We must continue to debate the future of our schools because not everyone’s voice was heard at the summit, specifically students.
Summit attendance was astounding – every day over 100 people attended. However, of that high attendance, less than ten of the attendees were students.
Attending the entire summit was a 14-hour time commitment. This amount of time was necessary to discuss how our schools should function in 2025. There were so many topics to discuss; a packet was printed with a list of all the issues and trends in education that attendees mentioned, and it was 11 pages long.
Although the summit needed to be long to thoroughly talk about a variety of issues and goals, this time commitment made the summit less accessible to students.
A major topic addressed in this forum was the stress that students face from a packed schedule of schoolwork, sports, and extracurricular activities. On top of those busy schedules, it is very difficult to carve out 14 hours for a summit.
Topics discussed in the summit will affect students more than anyone else. Student representation in these conversations about the future of our schools is vital in order to improve the future of education in Shorewood.
As a district, we should find other ways to hear students’ perspectives on the topics discussed in the summit.
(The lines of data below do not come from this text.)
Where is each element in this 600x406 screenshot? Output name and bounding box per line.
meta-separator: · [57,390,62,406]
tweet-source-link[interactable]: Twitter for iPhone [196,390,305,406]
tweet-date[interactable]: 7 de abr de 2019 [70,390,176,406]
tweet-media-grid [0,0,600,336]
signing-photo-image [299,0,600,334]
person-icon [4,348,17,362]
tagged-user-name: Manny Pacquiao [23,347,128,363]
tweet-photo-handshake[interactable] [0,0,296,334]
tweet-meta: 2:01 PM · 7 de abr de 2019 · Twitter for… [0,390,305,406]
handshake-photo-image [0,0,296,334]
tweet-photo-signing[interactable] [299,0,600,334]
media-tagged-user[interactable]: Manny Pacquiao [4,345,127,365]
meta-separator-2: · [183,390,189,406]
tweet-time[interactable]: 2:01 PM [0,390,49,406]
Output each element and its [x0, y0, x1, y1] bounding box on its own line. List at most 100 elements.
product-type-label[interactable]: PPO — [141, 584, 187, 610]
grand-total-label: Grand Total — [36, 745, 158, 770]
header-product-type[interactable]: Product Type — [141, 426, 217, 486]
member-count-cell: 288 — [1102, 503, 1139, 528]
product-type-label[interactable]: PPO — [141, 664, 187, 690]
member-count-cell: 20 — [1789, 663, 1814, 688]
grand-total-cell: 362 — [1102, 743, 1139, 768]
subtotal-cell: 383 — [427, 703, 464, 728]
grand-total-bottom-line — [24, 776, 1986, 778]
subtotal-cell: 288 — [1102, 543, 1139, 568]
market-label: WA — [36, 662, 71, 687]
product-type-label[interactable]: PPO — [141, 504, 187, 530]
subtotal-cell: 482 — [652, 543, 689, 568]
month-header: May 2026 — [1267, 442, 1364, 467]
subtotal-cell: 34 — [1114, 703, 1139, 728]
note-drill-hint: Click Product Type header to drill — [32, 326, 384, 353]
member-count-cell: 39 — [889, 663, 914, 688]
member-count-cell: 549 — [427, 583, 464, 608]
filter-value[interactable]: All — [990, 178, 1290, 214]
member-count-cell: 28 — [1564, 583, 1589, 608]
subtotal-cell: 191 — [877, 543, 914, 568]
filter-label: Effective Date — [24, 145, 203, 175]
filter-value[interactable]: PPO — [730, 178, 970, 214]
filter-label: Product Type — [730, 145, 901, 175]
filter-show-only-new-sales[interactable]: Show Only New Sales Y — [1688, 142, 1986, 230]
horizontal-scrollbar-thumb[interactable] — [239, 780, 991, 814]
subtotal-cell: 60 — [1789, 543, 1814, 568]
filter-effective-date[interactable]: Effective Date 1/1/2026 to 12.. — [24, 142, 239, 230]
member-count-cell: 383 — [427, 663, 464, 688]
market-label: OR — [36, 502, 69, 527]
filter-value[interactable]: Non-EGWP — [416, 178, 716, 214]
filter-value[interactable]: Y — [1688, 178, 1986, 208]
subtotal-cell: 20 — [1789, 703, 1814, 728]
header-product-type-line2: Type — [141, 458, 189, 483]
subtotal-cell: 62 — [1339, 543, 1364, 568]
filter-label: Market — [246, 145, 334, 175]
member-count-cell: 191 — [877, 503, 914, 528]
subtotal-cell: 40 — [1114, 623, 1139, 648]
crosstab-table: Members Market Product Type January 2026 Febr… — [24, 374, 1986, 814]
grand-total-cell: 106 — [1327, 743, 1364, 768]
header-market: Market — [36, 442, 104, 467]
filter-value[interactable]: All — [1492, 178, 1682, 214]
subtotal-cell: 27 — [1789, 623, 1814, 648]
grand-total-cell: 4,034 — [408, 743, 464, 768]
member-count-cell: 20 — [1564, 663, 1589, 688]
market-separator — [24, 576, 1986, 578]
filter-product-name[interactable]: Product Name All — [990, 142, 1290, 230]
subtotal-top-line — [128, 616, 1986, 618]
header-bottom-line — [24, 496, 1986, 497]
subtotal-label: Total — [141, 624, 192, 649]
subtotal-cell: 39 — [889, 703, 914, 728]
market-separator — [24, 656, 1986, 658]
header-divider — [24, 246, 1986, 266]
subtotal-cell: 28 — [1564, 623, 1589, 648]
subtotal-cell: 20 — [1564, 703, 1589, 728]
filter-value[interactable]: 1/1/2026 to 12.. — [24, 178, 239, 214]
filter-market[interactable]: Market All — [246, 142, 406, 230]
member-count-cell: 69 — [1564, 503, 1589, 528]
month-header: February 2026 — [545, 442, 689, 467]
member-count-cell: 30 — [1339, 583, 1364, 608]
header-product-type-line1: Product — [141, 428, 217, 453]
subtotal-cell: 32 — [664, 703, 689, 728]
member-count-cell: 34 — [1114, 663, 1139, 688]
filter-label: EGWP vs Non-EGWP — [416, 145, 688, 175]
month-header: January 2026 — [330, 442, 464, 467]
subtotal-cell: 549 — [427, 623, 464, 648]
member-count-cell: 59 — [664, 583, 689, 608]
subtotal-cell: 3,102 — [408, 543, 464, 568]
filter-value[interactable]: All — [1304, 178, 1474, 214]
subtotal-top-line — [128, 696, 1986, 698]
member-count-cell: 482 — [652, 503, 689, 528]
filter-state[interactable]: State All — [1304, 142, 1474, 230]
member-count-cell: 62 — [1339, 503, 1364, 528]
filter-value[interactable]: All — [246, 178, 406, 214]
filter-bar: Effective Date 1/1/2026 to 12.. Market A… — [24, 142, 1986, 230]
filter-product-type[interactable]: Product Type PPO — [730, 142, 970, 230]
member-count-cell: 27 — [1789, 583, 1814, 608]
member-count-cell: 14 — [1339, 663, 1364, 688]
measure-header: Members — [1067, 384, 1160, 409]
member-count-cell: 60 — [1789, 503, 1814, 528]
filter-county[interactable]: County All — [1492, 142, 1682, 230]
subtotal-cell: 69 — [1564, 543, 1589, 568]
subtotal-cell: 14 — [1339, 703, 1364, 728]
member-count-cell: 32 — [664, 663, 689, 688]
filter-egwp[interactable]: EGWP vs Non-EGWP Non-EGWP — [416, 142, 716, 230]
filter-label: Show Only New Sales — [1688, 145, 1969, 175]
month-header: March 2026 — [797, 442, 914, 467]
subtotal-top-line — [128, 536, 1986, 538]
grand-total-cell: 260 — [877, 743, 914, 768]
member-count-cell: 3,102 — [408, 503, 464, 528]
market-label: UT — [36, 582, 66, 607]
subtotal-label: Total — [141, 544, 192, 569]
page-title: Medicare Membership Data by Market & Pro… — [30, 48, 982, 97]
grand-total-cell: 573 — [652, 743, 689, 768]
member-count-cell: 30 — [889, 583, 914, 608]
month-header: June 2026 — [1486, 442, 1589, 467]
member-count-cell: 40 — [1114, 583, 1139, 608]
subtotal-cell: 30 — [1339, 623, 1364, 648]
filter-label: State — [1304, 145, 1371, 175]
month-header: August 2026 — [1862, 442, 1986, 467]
To delve into students’ perspectives on the ideal educational experience there should be discussions during school. Homeroom would be a great time to have these conversations. Possibly, there could be an assembly or optional lunch meetings.
The conversations held in the summit should continue to obtain more viewpoints, along with exploring the topics that were brought up in more depth. Often, activities in the event allowed people to indicate an issue in the district, but did not allow for further exploration of that issue.
For example, the importance of having learning experience that is applicable to the real world was a common theme at the forum. It was mentioned countless times, but the format of the summit did not allow the participants to go beyond that.
How can the administration take applicable learning and make it a reality at Shorewood if the conversation did not go beyond mentioning it up?
To implement more applicable learning, more dialogue needs to take place in order to understand it.
The summit did not answer questions such as: where are we using applicable learning already? Where is there a lack of applicable learning? In what ways can we make learning more applicable?
Similarly, other topics brought up should be understood more deeply so that we can specifically confront them.
Overall, the Shorewood Schools Vision Summit is a great step towards creating a better academic experience in Shorewood. However, the discussion in the summit does not encompass everything that our district needs because the perspective of students was not fully heard and the common themes named were not fully explored.
Ergo, it is necessary that the discussion surrounding how to improve our schools by 2025 continues.